0

In this presentation there was a chart that showed the following horizontal scalability ceiling as data gets larger:

key-value > column family > document database > graph database

http://youtu.be/UodTzseLh04?t=13m36s

In other words, as data gets more connected (i.e. complex) the limit on which you can let the database grow gets lower.

Why is data size not as scalable for document databases compared to key-value stores? Have I answered my own question by saying "the more freedom in connecting data, the harder it is to partition data"?

(The "what I'm trying to do" part which everyone usually asks: I have a database with a schema that is MOSTLY tree-like but occasionally has nodes with 2 parents. I used Neo4j in my prototype but for a production-scale app I'd need to think more about partitioning. I'm going to have to use Mongo DB since Graph Databases cannot easily be partitioned, and it will be harder to write code for my "multiple parents" relationships in Mongo DB. So I'm wondering if it's worth going the extra mile and use key-value stores - or at least a column family store).

Sridhar Sarnobat
  • 25,183
  • 12
  • 93
  • 106

1 Answers1

2

For graph databases ... I would consider looking at Titan for scalability. https://github.com/thinkaurelius/titan.
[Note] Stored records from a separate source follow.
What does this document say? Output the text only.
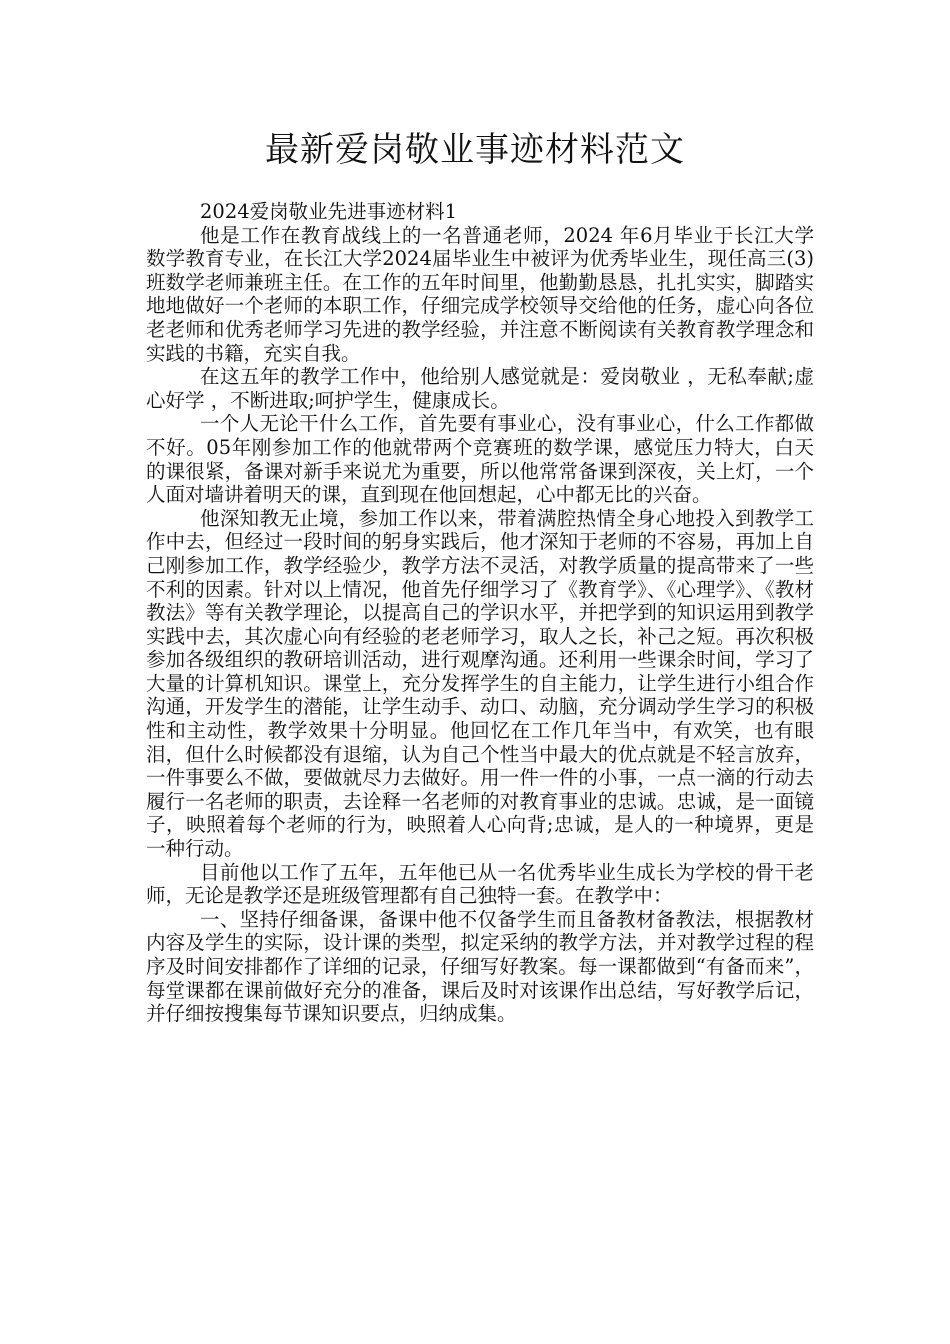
最新爱岗敬业事迹材料范文

2024爱岗敬业先进事迹材料1

他是工作在教育战线上的一名普通老师，2024 年6月毕业于长江大学数学教育专业，在长江大学2024届毕业生中被评为优秀毕业生，现任高三(3)班数学老师兼班主任。在工作的五年时间里，他勤勤恳恳，扎扎实实，脚踏实地地做好一个老师的本职工作，仔细完成学校领导交给他的任务，虚心向各位老老师和优秀老师学习先进的教学经验，并注意不断阅读有关教育教学理念和实践的书籍，充实自我。

在这五年的教学工作中，他给别人感觉就是：爱岗敬业 ，无私奉献;虚心好学 ，不断进取;呵护学生，健康成长。

一个人无论干什么工作，首先要有事业心，没有事业心，什么工作都做不好。05年刚参加工作的他就带两个竞赛班的数学课，感觉压力特大，白天的课很紧，备课对新手来说尤为重要，所以他常常备课到深夜，关上灯，一个人面对墙讲着明天的课，直到现在他回想起，心中都无比的兴奋。

他深知教无止境，参加工作以来，带着满腔热情全身心地投入到教学工作中去，但经过一段时间的躬身实践后，他才深知于老师的不容易，再加上自己刚参加工作，教学经验少，教学方法不灵活，对教学质量的提高带来了一些不利的因素。针对以上情况，他首先仔细学习了《教育学》、《心理学》、《教材教法》等有关教学理论，以提高自己的学识水平，并把学到的知识运用到教学实践中去，其次虚心向有经验的老老师学习，取人之长，补己之短。再次积极参加各级组织的教研培训活动，进行观摩沟通。还利用一些课余时间，学习了大量的计算机知识。课堂上，充分发挥学生的自主能力，让学生进行小组合作沟通，开发学生的潜能，让学生动手、动口、动脑，充分调动学生学习的积极性和主动性，教学效果十分明显。他回忆在工作几年当中，有欢笑，也有眼泪，但什么时候都没有退缩，认为自己个性当中最大的优点就是不轻言放弃，一件事要么不做，要做就尽力去做好。用一件一件的小事，一点一滴的行动去履行一名老师的职责，去诠释一名老师的对教育事业的忠诚。忠诚，是一面镜子，映照着每个老师的行为，映照着人心向背;忠诚，是人的一种境界，更是一种行动。

目前他以工作了五年，五年他已从一名优秀毕业生成长为学校的骨干老师，无论是教学还是班级管理都有自己独特一套。在教学中：

一、坚持仔细备课，备课中他不仅备学生而且备教材备教法，根据教材内容及学生的实际，设计课的类型，拟定采纳的教学方法，并对教学过程的程序及时间安排都作了详细的记录，仔细写好教案。每一课都做到“有备而来”，每堂课都在课前做好充分的准备，课后及时对该课作出总结，写好教学后记，并仔细按搜集每节课知识要点，归纳成集。
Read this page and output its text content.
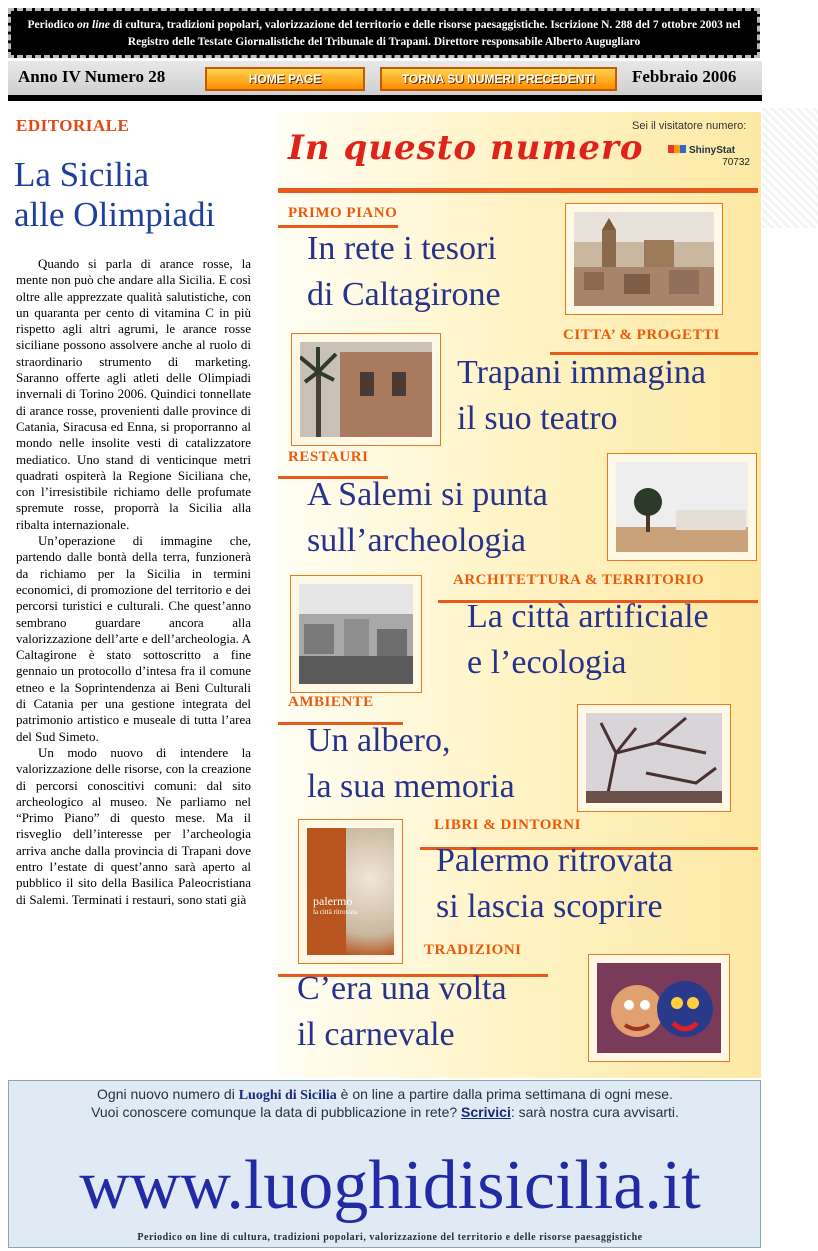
Periodico on line di cultura, tradizioni popolari, valorizzazione del territorio e delle risorse paesaggistiche. Iscrizione N. 288 del 7 ottobre 2003 nel Registro delle Testate Giornalistiche del Tribunale di Trapani. Direttore responsabile Alberto Augugliaro
Anno IV Numero 28	HOME PAGE	TORNA SU NUMERI PRECEDENTI	Febbraio 2006
EDITORIALE
La Sicilia
alle Olimpiadi

Quando si parla di arance rosse, la mente non può che andare alla Sicilia. E così oltre alle apprezzate qualità salutistiche, con un quaranta per cento di vitamina C in più rispetto agli altri agrumi, le arance rosse siciliane possono assolvere anche al ruolo di straordinario strumento di marketing. Saranno offerte agli atleti delle Olimpiadi invernali di Torino 2006. Quindici tonnellate di arance rosse, provenienti dalle province di Catania, Siracusa ed Enna, si proporranno al mondo nelle insolite vesti di catalizzatore mediatico. Uno stand di venticinque metri quadrati ospiterà la Regione Siciliana che, con l’irresistibile richiamo delle profumate spremute rosse, proporrà la Sicilia alla ribalta internazionale.

Un’operazione di immagine che, partendo dalle bontà della terra, funzionerà da richiamo per la Sicilia in termini economici, di promozione del territorio e dei percorsi turistici e culturali. Che quest’anno sembrano guardare ancora alla valorizzazione dell’arte e dell’archeologia. A Caltagirone è stato sottoscritto a fine gennaio un protocollo d’intesa fra il comune etneo e la Soprintendenza ai Beni Culturali di Catania per una gestione integrata del patrimonio artistico e museale di tutta l’area del Sud Simeto.

Un modo nuovo di intendere la valorizzazione delle risorse, con la creazione di percorsi conoscitivi comuni: dal sito archeologico al museo. Ne parliamo nel “Primo Piano” di questo mese. Ma il risveglio dell’interesse per l’archeologia arriva anche dalla provincia di Trapani dove entro l’estate di quest’anno sarà aperto al pubblico il sito della Basilica Paleocristiana di Salemi. Terminati i restauri, sono stati già

Sei il visitatore numero:
ShinyStat
70732
In questo numero
PRIMO PIANO
In rete i tesori
di Caltagirone
CITTA’ & PROGETTI
Trapani immagina
il suo teatro
RESTAURI
A Salemi si punta
sull’archeologia
ARCHITETTURA & TERRITORIO
La città artificiale
e l’ecologia
AMBIENTE
Un albero,
la sua memoria
palermo
la città ritrovata
LIBRI & DINTORNI
Palermo ritrovata
si lascia scoprire
TRADIZIONI
C’era una volta
il carnevale
Ogni nuovo numero di Luoghi di Sicilia è on line a partire dalla prima settimana di ogni mese.
Vuoi conoscere comunque la data di pubblicazione in rete? Scrivici: sarà nostra cura avvisarti.
www.luoghidisicilia.it
Periodico on line di cultura, tradizioni popolari, valorizzazione del territorio e delle risorse paesaggistiche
They wrote a good blog post recently about how their database engine stores data for scaling/performance: http://thinkaurelius.com/2013/11/01/a-letter-regarding-native-graph-databases/

Titan also can be configured to work hand in hand with Cassandra, so you get the benefit of a columnar database as well.

I think you hit the nail on the head with your understanding of relationships (one entity relating to another) and scalability.

The more "joins" or "connections" you have to manage, the harder it is to scale.

Key/value systems assume you will relate data in your application. There are no concepts of queries, so to scale, you can shard based on the key. Pretty easy and very scalable.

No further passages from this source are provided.